Economia

Arrivederci Cart Toms: dopo 35 anni la storica cartoleria varedese va in pensione

La cartoleria chiuderà ufficialmente il 31 dicembre. I proprietari stanno organizzando un ultimo mese speciale, pieno di sconti e offerte.

Orazio Tagliabue cart toms Varedo mb

Non c’è varedese che non abbia messo almeno una volta nella vita piede dentro la cartoleria Cart Toms. E’ un pezzo di storia, quasi un’istituzione, il negozio di Orazio Tagliabue e famiglia. Aperto nel pieno degli anni ’80 e divenuto presto un punto di riferimento per la cittadinanza, dopo 35 anni di attività i proprietari hanno dato la notizia: la cartoleria chiuderà definitivamente il 31 dicembre 2019. Un addio col sorriso, però, motivato dal desiderio di godersi la meritata pensione.

Siamo andati al negozio, in via Francesco Petrarca, e abbiamo chiacchierato con Orazio, Daniela, Sara e Martina, i quattro componenti della famiglia Tagliabue, gestori unici dell’attività. Tra difficoltà e momenti indimenticabili, in questi anni una grande certezza: la passione di Orazio per il suo lavoro, che ha conquistato il cuore di tutti, varedesi e non.

Un’attività che resiste, nonostante la crisi

«E’ una storia che inizia nel 1985 la nostra – ci racconta Orazio. – All’inizio eravamo solo due cartolerie in tutta Varedo, negli anni le attività in città sono raddoppiate e sono arrivati i grandi centri commerciali. Ma noi abbiamo resistito e continuato a lavorare, anche durante la grande crisi economica. Non è stato facile, non voglio mentire, ma se oggi siamo ancora qui qualcosa ha funzionato. Penso che la gente si è fidata di noi: ci conoscevano, eravamo più che un semplice negozio. Davamo consigli, cercavamo di venire incontro alle esigenze dei nostri clienti, che prima di essere clienti in molti casi erano amici, o almeno conoscenti. Un cammino bellissimo, ma ora io e mia moglie abbiamo una certa età, è il momento di aprire un nuovo capitolo».

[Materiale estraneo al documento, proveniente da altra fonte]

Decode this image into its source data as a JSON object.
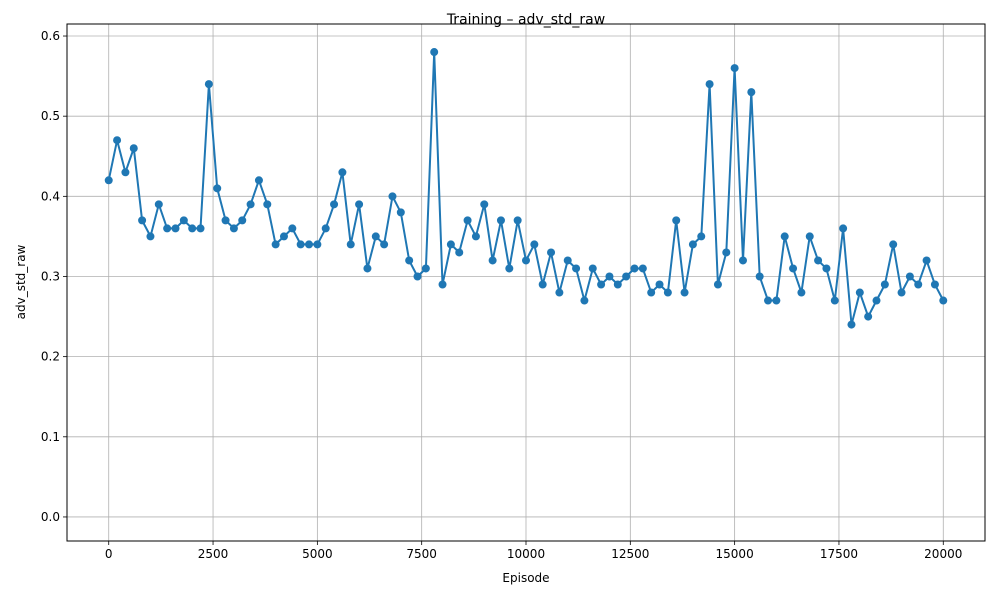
{
  "chart_data": {
    "type": "line",
    "title": "Training – adv_std_raw",
    "xlabel": "Episode",
    "ylabel": "adv_std_raw",
    "xlim": [
      -1000,
      21000
    ],
    "ylim": [
      -0.03,
      0.615
    ],
    "xticks": [
      0,
      2500,
      5000,
      7500,
      10000,
      12500,
      15000,
      17500,
      20000
    ],
    "xtick_labels": [
      "0",
      "2500",
      "5000",
      "7500",
      "10000",
      "12500",
      "15000",
      "17500",
      "20000"
    ],
    "yticks": [
      0.0,
      0.1,
      0.2,
      0.3,
      0.4,
      0.5,
      0.6
    ],
    "ytick_labels": [
      "0.0",
      "0.1",
      "0.2",
      "0.3",
      "0.4",
      "0.5",
      "0.6"
    ],
    "grid": true,
    "marker": "circle",
    "color": "#1f77b4",
    "series": [
      {
        "name": "",
        "x": [
          0,
          200,
          400,
          600,
          800,
          1000,
          1200,
          1400,
          1600,
          1800,
          2000,
          2200,
          2400,
          2600,
          2800,
          3000,
          3200,
          3400,
          3600,
          3800,
          4000,
          4200,
          4400,
          4600,
          4800,
          5000,
          5200,
          5400,
          5600,
          5800,
          6000,
          6200,
          6400,
          6600,
          6800,
          7000,
          7200,
          7400,
          7600,
          7800,
          8000,
          8200,
          8400,
          8600,
          8800,
          9000,
          9200,
          9400,
          9600,
          9800,
          10000,
          10200,
          10400,
          10600,
          10800,
          11000,
          11200,
          11400,
          11600,
          11800,
          12000,
          12200,
          12400,
          12600,
          12800,
          13000,
          13200,
          13400,
          13600,
          13800,
          14000,
          14200,
          14400,
          14600,
          14800,
          15000,
          15200,
          15400,
          15600,
          15800,
          16000,
          16200,
          16400,
          16600,
          16800,
          17000,
          17200,
          17400,
          17600,
          17800,
          18000,
          18200,
          18400,
          18600,
          18800,
          19000,
          19200,
          19400,
          19600,
          19800,
          20000
        ],
        "y": [
          0.42,
          0.47,
          0.43,
          0.46,
          0.37,
          0.35,
          0.39,
          0.36,
          0.36,
          0.37,
          0.36,
          0.36,
          0.54,
          0.41,
          0.37,
          0.36,
          0.37,
          0.39,
          0.42,
          0.39,
          0.34,
          0.35,
          0.36,
          0.34,
          0.34,
          0.34,
          0.36,
          0.39,
          0.43,
          0.34,
          0.39,
          0.31,
          0.35,
          0.34,
          0.4,
          0.38,
          0.32,
          0.3,
          0.31,
          0.58,
          0.29,
          0.34,
          0.33,
          0.37,
          0.35,
          0.39,
          0.32,
          0.37,
          0.31,
          0.37,
          0.32,
          0.34,
          0.29,
          0.33,
          0.28,
          0.32,
          0.31,
          0.27,
          0.31,
          0.29,
          0.3,
          0.29,
          0.3,
          0.31,
          0.31,
          0.28,
          0.29,
          0.28,
          0.37,
          0.28,
          0.34,
          0.35,
          0.54,
          0.29,
          0.33,
          0.56,
          0.32,
          0.53,
          0.3,
          0.27,
          0.27,
          0.35,
          0.31,
          0.28,
          0.35,
          0.32,
          0.31,
          0.27,
          0.36,
          0.24,
          0.28,
          0.25,
          0.27,
          0.29,
          0.34,
          0.28,
          0.3,
          0.29,
          0.32,
          0.29,
          0.27
        ]
      }
    ]
  }
}
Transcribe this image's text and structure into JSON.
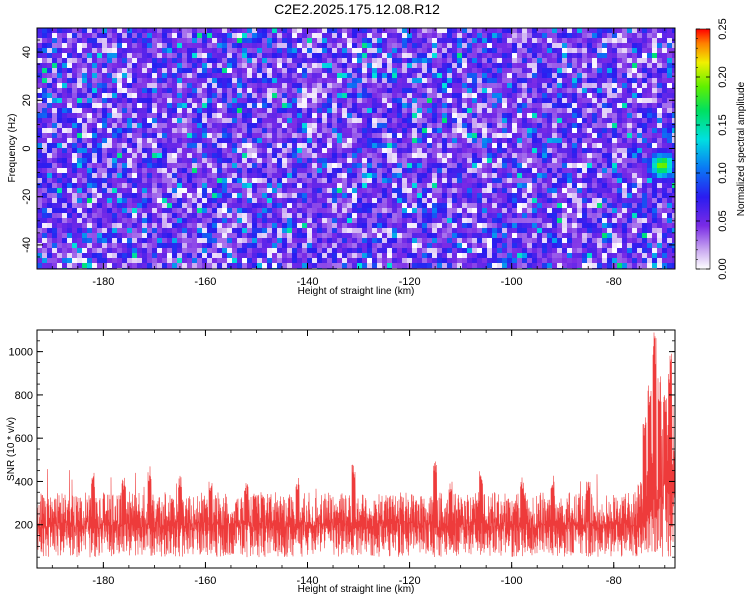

«La nostra è un’attività familiare e noi siamo legate a questo posto anche se abbiamo intrapreso percorsi lavorativi e di vita diversi – ci spiegano Sara e Martina, le figlie di Orazio e Daniela. Nelle loro parole si percepisce affetto, ma anche tanto orgoglio per il percorso dei genitori.

«Ci sono stati tanti momenti belli. – continuano. – Alcuni anni fa, a una Viglia di Natale, ci è stato chiesto un aiuto per fare tutti i regali non acquistati. Siamo rimasti fino alla chiusura per impacchettare i doni e questo è un ricordo che custodiamo nel cuore».

In negozio anche Mina

«Il momento più speciale per me? Quando al negozio è arrivata Mina con suo figlio – ci svela Orazio. – Lei canticchiava, camminando tra uno scaffale e l’altro. Io avevo la pelle d’oca, ero emozionato perché sono un suo grande fan, ma sono stato rispettoso: insomma niente selfie o cose del genere».

«Non solo bei momenti – aggiunge Martina. – Ricordo come fosse ieri quando sono entrati i ladri per rapinarci. Papà aveva fatto una pausa, c’eravamo solo io e mia madre. Probabilmente loro si erano appostati e sono entrati nel negozio quando eravamo sole. E’ qualcosa che non dimenticherò mai».

L’ultimo mese in negozio

Sarà l’ultimo Natale per il Cart Toms. Alla fine del prossimo mese Orazio e Daniela andranno ufficialmente in pensione. Un’idea che balenava in testa da un po’, ci dicono, ma che sembra concretizzarsi solo ora. A dicembre previsti grandi sconti in negozio.

Per ora i Tagliabue escludono di cedere il locale a terzi, anche se Sara ci ha spiegato che dopo la notizia della chiusura sono arrivate alcune richieste informali per l’acquisizione del locale. «Non c’è in gioco solo una cartoleria – concludono i proprietari – c’è la nostra storia e quella delle persone che ci conoscono e si fidano di noi. Noi vi aspettiamo qui: fino 31/12 la nostra porta è ancora aperta».